Set during the repressive days of Jim Crowe, the drama centers on identical twins, both beautifully played by Michael B. Jordan. Known as Smoke and Stack, the twins return to their Mississippi Delta hometown in 1932. Having accumulated funds in Chicago, they plan to open a juke joint. Independence awaits -- or so they hope.
A young guitarist named Sammie (Miles Caton) enters the story as an aspiring bluesman who has taken possession of a guitar that may be connected to evil spirits, an evocation of some of the folkloric stories surrounding guitarist Robert Johnson.
A preacher's son, Sammie becomes an eager mentee of Smoke and Stack, his older and savvier cousins.
An early bit of narration tells us that certain musicians are so extraordinary that their music can pierce the veil between life and death, an idea evidently drawn from African cultures with traces of Irish and Mississippi Choctaw lore added.
All of these many influences become part of the cultural gumbo that Coogler serves with a visual clarity that gives the movie a bracing sharpness.
Early on, Sinners plays like a period piece about young Sammie's foray into the world of juke joints. Sammie's choices evolve against a homegrown backdrop of religion and sin. Sammie's preacher father tells him that if he's foolish enough to dance with the devil, the devil may one day follow him home.
Although thematically expansive, the movie takes place during the single day in which the brothers hurry to open their club.
Smoke contracts with the owner of the town's grocery (Yao) and his wife Grace (Ji Jun Li) to provide food for the juke joint. Stack convinces a harmonica-playing alcoholic (a magnetic Delroy Lindo) to provide entertainment.
Each of the brothers also connects with a love interest from the past. Mary (Hailee Steinfeld) is a light-skinned woman who's perceived by some as white. Stack left her because he thought outsiders would ruin Mary's life for taking up with a Black man.
Smoke renews his relationship with Annie (Wunmi Mosaku), a woman with whom he shares a tragic past and who knows her way around Afro-influenced spiritual practices. Jordan and Mosaku create memorable chemistry as the second helping of their relationship develops.
Not to be sidelined, Sammie crushes on Pearline (Jayme Lawson), a woman who refuses to be confined by an unfulfilling marriage.
At times, Sinners takes the shape of a musical with production numbers staged in the abandoned mill in which the brothers open their juke joint. These episodes operate on a surreal cultural continuum, mixing characters from different time periods, adding an anachronistic deejay, as well as African dancers and local revelers. All become part of a raucous explosion of energy.

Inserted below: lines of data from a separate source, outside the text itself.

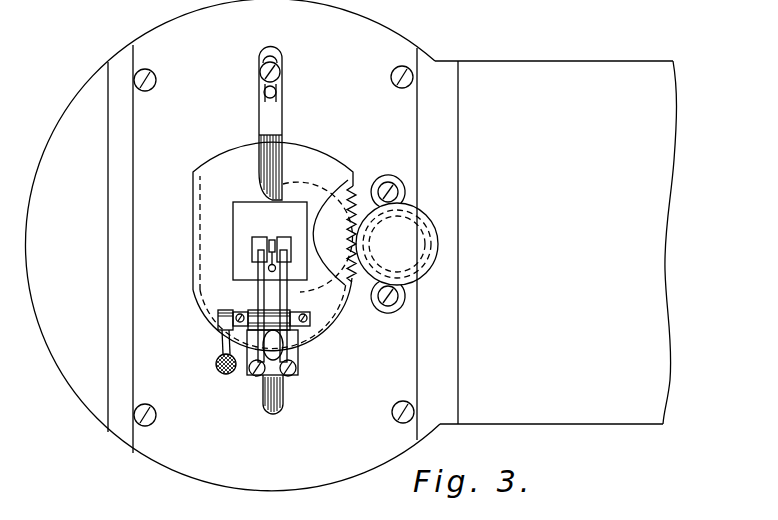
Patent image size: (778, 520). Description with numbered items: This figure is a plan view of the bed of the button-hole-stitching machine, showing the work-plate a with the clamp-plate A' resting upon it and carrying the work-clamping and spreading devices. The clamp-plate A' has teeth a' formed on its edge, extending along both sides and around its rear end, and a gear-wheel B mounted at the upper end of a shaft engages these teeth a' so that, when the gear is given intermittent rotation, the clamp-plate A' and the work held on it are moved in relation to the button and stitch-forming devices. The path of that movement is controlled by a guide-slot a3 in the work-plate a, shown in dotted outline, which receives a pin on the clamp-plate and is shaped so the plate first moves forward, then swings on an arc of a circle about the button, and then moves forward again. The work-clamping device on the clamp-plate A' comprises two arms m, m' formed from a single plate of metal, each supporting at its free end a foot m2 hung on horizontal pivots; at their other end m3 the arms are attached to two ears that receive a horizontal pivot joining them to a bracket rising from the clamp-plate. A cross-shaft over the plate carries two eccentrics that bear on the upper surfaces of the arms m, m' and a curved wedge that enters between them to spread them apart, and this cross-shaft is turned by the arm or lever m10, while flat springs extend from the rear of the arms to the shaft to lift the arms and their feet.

The work-plate a is at (350, 245).
The clamp-plate A' is at (278, 265).
The teeth a' is at (344, 221).
The lever a'' is at (259, 124).
The guide-slot a3 is at (306, 191).
The gear-wheel B is at (360, 248).
The arm m is at (242, 306).
The arm m' is at (297, 306).
The foot m2 is at (290, 233).
The end of the arms m3 is at (262, 381).
The arm or lever m10 is at (216, 365).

Jordan, who has appeared in all of Coogler's movies, creates two characters who differ but share plenty of history. More adamant than Smoke, Stack is not one to be messed with. But both brothers have plenty of grit. Jordan makes them a dynamic duo, commanding the screen as men who've done their share of living.
Oh yes, the vampires.
A terrific Jack O'Connell portrays Remmick, the chief vampire who turns two farmers (Peter Dreimanis and Lola Kirke) into vampires, enlisting them in his efforts to convert (i.e., bite) every reveler at the juke joint.
Charming, insightful, and menacing in equal measure, Remmick offers his victims a deathless future that he portrays as utopian. Money never will give Smoke and Stack enough protection to realize their dreams of independence, he argues.
Perhaps to broaden the movie's palette, Remmick and his vampires sing a haunting Irish tune that contrasts with the music of the juke joint, yet seems entirely appropriate.
The supporting performances bristle and come alive, and Coogler gives all the players stand-out moments during a day tinged with dread and desire.
I'm sure all reviewers will advise audiences to remain through the end credits. Be sure to listen to them. Stay put and let the movie sit with you for a minute -- and allow Coogler to offer one last word.